The first group contained F33 and F15, the second group were P212 and F120, the third group were composed of four strains (ID F42, F7, P7, and F59), and the last one was composed of six strains (ID P1, F1, F38, F153, P286, and P287). The HCA and PCA results were related to each other, indicating that the members of the group could be matched between HCA and PCA (group 1 ID F7, P7, and F59; group 2 ID P1, F1, F38, F153, P286, and P287). However, the results of the two group isolates also showed an unrelated relationship between antigenic formulas and polyphasic subtypes. The group one contained Salmonella Typhimurium variant 1,4,[5],12:-:-, and 1,4,[5],12:i:-. The second group contained Salmonella Typhimurium and variant 1,4,[5],12:i:-. It was demonstrated that these Salmonella Typhimurium isolates and variants hold a high similarity. Details were shown in Figure 2.

FIG. 2.

(A) PCA of FTIR results, the 14 Salmonella Typhimurium and variant strains were clustered 198 into 4 groups; (B) The HCA results were consistent with those of PCA. FTIR, Fourier-transform infrared spectroscopy; HCA, hierarchical cluster analysis; PCA, principal component analysis.
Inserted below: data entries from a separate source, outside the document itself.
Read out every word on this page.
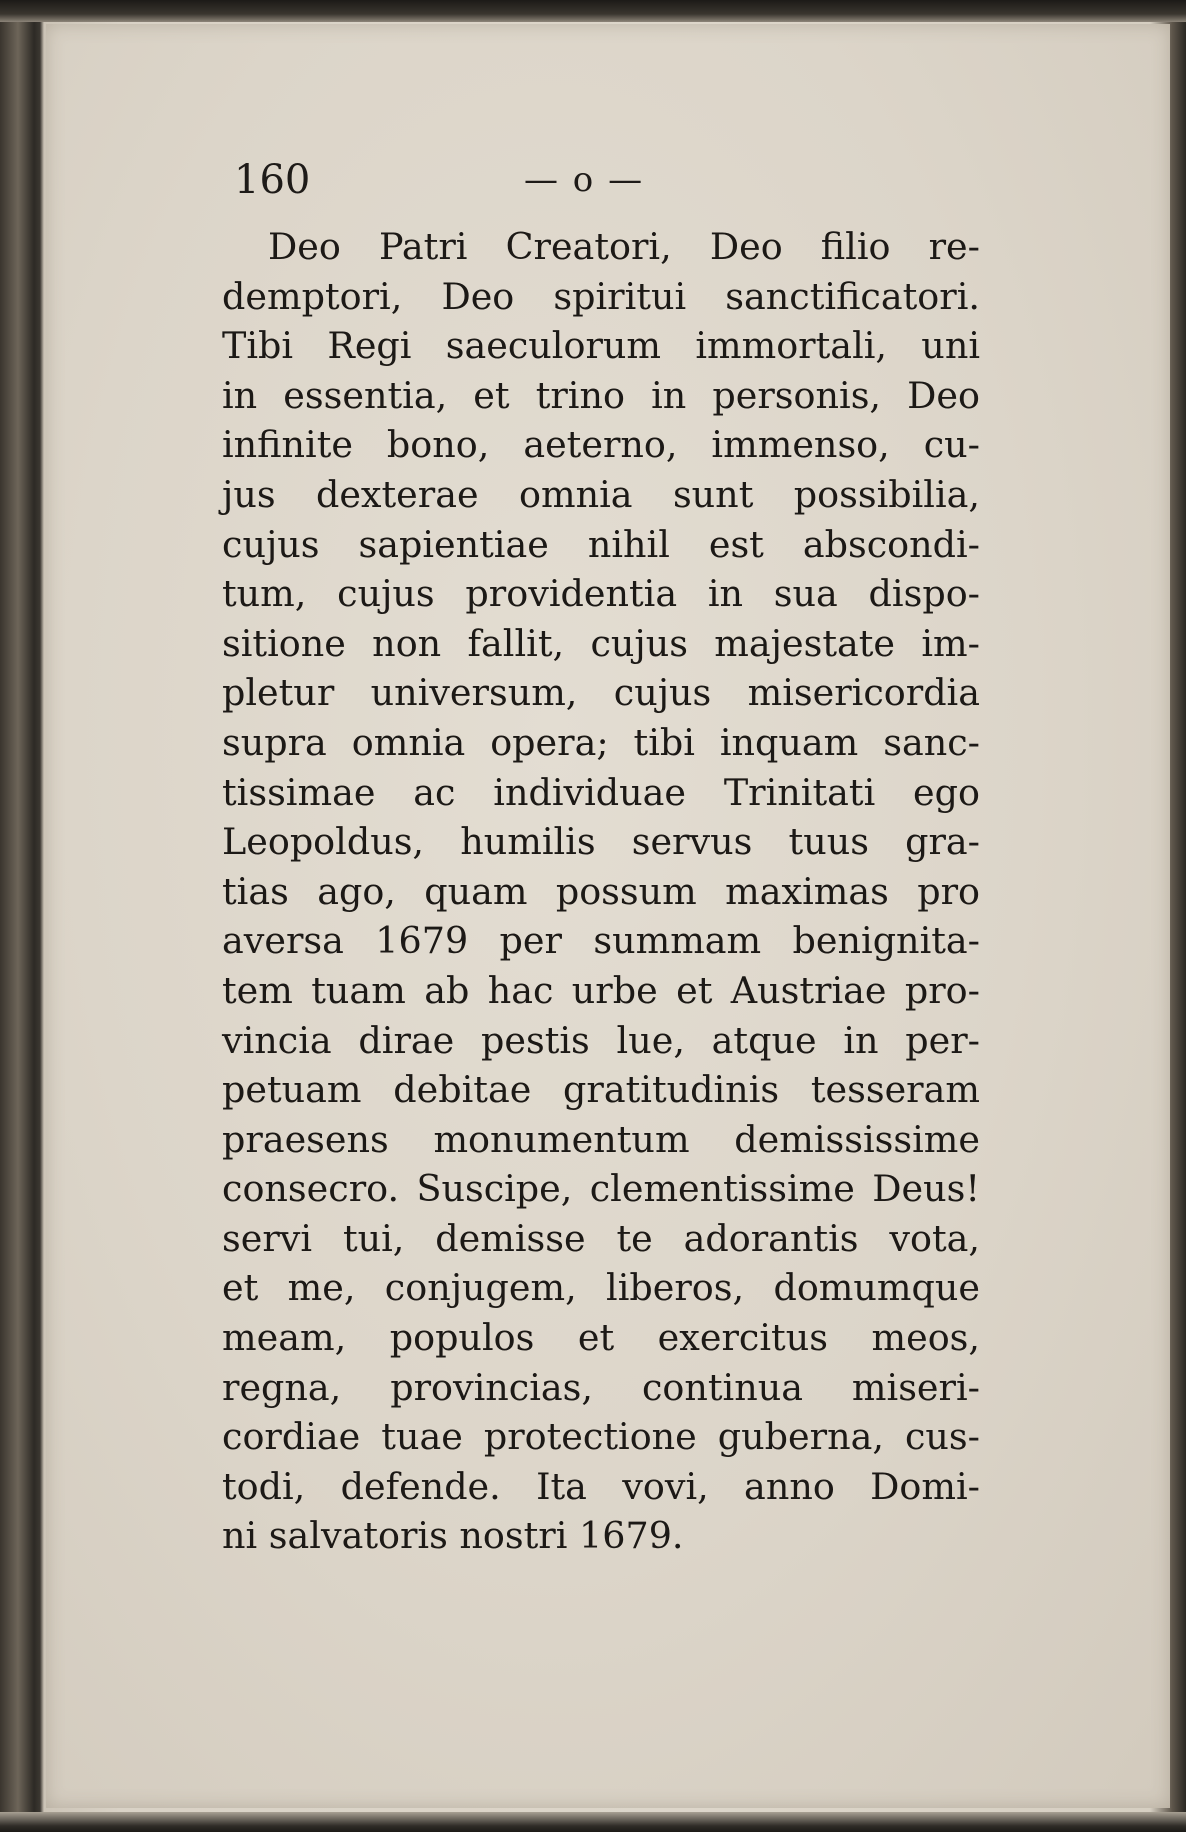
160	— o —
Deo Patri Creatori, Deo filio re-
demptori, Deo spiritui sanctificatori.
Tibi Regi saeculorum immortali, uni
in essentia, et trino in personis, Deo
infinite bono, aeterno, immenso, cu-
jus dexterae omnia sunt possibilia,
cujus sapientiae nihil est abscondi-
tum, cujus providentia in sua dispo-
sitione non fallit, cujus majestate im-
pletur universum, cujus misericordia
supra omnia opera; tibi inquam sanc-
tissimae ac individuae Trinitati ego
Leopoldus, humilis servus tuus gra-
tias ago, quam possum maximas pro
aversa 1679 per summam benignita-
tem tuam ab hac urbe et Austriae pro-
vincia dirae pestis lue, atque in per-
petuam debitae gratitudinis tesseram
praesens monumentum demississime
consecro. Suscipe, clementissime Deus!
servi tui, demisse te adorantis vota,
et me, conjugem, liberos, domumque
meam, populos et exercitus meos,
regna, provincias, continua miseri-
cordiae tuae protectione guberna, cus-
todi, defende. Ita vovi, anno Domi-
ni salvatoris nostri 1679.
For the wgMLST results, the whole genome of 14 Salmonella Typhimurium and variant strains was typed as ST34 according to the multilocus (aroC, dnaN, hemD, hisD, purE, sucA, and thrA). Then, the other 50 strain public ST34 data were selected according to the sample information; results are shown in Figure 3. The total 65 strains (50 strain public data, 14 strains of this study, and one reference strain) were sorted into three major groups (a, b, c) as shown in Figure 3. The most strains were found in group b, of which the antigenic formulas were not matched with the genetic relationship. The distance matrix is shown in Supplementary Data S1.

FIG. 3.

Dendrogram of 65 Salmonella Typhimurium and variant strains (50 strains public data, 14 strains of this study, and 1 reference strain), clustered by wgMLST. wgMLST, whole-genome multilocus sequence typing.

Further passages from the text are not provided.